We’ve been saying it for a while now… PHILLY IS BOOMING!!
We have seen a dramatic increase in the housing market over the past year. Philadelphia is still a lower priced market compared to other major cities, so there is great value to be found here. We have experienced our first major increase in population and have become a huge college town where a very high percentage of students choose to stick around and start their lives in the great city. We were named one of the top 5 cities to live in largely because of the expansions we have seen in our stellar Universities, renowned hospitals, and booming businesses like Comcast. It is no surprise to us that these develops are wanting to harness this growth and ride the millennial wave as the city expands.

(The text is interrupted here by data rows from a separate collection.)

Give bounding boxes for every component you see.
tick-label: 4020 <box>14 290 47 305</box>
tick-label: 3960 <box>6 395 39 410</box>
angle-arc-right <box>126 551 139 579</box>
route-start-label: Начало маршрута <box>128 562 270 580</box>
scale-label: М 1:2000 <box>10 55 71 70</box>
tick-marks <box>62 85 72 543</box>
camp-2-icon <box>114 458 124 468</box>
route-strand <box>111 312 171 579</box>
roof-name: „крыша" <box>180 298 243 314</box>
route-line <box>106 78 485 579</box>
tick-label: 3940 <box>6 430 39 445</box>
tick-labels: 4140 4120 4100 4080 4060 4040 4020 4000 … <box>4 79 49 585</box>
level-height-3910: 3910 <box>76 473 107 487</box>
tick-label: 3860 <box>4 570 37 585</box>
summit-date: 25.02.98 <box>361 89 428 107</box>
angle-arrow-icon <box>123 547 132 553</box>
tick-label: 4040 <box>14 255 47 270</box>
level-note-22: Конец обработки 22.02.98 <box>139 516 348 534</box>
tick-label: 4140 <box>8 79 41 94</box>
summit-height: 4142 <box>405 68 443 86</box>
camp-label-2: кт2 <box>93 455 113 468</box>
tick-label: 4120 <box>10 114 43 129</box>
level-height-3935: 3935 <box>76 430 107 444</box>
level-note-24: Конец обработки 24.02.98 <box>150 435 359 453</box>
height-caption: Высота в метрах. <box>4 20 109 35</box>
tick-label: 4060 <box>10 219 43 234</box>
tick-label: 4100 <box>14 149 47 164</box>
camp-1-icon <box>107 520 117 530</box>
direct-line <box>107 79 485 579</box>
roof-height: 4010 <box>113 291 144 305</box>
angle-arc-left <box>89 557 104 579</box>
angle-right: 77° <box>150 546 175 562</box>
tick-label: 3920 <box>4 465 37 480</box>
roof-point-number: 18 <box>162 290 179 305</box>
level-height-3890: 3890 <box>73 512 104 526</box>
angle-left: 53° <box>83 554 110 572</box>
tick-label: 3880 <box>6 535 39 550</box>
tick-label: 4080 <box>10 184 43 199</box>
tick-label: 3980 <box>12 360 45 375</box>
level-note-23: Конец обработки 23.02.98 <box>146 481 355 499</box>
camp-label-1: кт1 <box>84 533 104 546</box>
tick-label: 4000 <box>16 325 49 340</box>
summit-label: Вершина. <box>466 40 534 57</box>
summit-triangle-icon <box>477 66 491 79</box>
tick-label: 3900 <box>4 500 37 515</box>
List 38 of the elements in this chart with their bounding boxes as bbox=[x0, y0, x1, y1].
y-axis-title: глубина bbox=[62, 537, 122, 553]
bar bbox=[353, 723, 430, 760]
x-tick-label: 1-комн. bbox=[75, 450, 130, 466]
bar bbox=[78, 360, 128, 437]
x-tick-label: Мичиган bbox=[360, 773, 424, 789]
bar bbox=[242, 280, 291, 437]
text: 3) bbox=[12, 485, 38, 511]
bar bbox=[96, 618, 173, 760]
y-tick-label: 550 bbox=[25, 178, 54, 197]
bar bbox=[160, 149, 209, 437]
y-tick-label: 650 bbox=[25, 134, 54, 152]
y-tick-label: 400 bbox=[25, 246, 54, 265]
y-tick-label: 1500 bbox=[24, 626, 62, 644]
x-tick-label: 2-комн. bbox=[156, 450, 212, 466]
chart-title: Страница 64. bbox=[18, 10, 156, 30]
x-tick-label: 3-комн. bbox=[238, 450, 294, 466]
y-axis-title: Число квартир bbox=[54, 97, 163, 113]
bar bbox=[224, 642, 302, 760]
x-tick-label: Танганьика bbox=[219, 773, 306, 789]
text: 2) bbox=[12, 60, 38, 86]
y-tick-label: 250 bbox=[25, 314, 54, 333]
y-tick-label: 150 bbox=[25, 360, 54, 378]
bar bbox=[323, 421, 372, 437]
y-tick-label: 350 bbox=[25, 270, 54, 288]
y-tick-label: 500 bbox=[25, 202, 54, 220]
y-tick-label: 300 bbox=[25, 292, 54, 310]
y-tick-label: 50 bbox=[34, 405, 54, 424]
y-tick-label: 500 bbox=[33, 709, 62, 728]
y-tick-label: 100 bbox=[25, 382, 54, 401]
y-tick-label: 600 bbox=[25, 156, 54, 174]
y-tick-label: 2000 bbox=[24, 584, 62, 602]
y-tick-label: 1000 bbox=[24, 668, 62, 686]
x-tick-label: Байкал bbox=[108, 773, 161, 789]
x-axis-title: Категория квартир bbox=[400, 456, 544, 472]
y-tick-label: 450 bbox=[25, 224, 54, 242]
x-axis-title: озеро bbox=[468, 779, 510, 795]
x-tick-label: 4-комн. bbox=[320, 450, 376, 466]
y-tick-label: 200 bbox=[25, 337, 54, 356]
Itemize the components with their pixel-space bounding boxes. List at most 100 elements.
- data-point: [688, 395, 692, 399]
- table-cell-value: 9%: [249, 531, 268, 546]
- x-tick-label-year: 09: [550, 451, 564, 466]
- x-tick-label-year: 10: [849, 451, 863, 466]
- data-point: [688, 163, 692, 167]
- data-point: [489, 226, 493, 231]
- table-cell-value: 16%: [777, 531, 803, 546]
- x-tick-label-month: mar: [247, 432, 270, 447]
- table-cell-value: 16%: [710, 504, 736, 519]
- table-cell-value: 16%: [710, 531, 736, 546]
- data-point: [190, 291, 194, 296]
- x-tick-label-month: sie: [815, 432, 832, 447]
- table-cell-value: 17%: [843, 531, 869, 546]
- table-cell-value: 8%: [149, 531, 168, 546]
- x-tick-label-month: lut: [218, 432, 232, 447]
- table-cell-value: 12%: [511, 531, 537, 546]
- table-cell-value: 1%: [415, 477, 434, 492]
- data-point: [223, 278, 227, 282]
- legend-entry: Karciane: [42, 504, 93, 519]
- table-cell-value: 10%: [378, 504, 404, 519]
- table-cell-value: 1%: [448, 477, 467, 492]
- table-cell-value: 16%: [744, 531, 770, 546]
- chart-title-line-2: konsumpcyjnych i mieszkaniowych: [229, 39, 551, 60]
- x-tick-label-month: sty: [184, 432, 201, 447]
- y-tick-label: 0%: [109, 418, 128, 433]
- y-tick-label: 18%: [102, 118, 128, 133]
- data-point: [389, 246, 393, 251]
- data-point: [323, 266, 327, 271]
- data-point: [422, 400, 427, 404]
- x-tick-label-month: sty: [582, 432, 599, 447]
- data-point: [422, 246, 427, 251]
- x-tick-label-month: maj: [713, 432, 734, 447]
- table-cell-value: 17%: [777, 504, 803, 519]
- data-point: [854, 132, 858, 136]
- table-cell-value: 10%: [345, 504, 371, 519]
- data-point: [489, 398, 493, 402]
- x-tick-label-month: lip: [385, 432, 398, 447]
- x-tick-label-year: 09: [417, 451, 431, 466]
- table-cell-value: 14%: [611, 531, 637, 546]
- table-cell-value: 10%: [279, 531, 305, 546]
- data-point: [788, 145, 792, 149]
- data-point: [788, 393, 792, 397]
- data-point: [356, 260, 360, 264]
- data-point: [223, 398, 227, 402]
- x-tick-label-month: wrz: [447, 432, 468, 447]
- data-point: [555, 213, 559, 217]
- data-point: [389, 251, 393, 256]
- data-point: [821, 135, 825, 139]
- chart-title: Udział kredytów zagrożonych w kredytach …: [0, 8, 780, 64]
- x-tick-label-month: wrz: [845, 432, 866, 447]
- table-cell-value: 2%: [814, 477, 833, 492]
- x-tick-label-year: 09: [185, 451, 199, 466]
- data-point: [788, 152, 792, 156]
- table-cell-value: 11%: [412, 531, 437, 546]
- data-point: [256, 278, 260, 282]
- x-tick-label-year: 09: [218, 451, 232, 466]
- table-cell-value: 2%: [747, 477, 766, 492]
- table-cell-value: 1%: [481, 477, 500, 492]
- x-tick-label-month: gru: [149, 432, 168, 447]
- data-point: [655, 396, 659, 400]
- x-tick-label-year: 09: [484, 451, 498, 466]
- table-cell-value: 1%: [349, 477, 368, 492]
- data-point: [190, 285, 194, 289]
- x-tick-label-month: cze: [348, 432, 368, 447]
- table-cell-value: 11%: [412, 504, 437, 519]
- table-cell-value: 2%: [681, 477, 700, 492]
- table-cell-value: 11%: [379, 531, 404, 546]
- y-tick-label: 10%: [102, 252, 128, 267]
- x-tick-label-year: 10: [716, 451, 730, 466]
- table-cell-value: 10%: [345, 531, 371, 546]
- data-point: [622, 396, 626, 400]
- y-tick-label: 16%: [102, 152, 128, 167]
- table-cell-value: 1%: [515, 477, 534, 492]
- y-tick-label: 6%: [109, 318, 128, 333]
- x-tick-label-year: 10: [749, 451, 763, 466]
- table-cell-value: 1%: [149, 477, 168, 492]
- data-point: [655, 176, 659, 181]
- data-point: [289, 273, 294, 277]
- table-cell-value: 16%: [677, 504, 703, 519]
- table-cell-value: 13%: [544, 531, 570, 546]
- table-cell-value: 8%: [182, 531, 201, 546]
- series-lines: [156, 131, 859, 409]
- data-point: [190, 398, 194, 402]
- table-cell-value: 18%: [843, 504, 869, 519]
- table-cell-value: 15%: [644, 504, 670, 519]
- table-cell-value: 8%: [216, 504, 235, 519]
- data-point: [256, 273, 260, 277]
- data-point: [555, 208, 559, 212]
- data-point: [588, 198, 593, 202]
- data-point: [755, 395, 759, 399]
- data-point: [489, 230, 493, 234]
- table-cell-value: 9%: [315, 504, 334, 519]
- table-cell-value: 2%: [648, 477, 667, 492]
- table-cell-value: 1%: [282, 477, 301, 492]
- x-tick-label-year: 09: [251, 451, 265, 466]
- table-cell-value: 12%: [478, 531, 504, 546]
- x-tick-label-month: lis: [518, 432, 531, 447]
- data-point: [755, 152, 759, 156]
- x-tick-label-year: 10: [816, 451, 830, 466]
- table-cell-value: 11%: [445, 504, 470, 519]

The Mike McCann Team’s very own, Rich Fravel, was interview for the story, lending his expertise in the scolding hot Northern Liberties neighborhood:
Richard Fravel, a real estate agent with Berkshire Hathaway HomeServices who sells in the area around SoNo, said home prices had more than doubled in the neighborhood since the end of the recession, thanks to surging demand from employees of major local employers, including Comcast and the University of Pennsylvania, that are “rushing to hire talent,” he said.
Demand is further fueled by transplanted New Yorkers who discover that even in Northern Liberties they can buy twice as much house for half the price they would pay in New York.
A boom in new houses, which are often sold before they are completed, has used up all available land and pushed buyers into surrounding areas, Mr. Fravel said.
“It’s driving not only Northern Liberties but also the fringe neighborhoods,” he said. “Anywhere within a bike ride — everyone bikes nowadays.”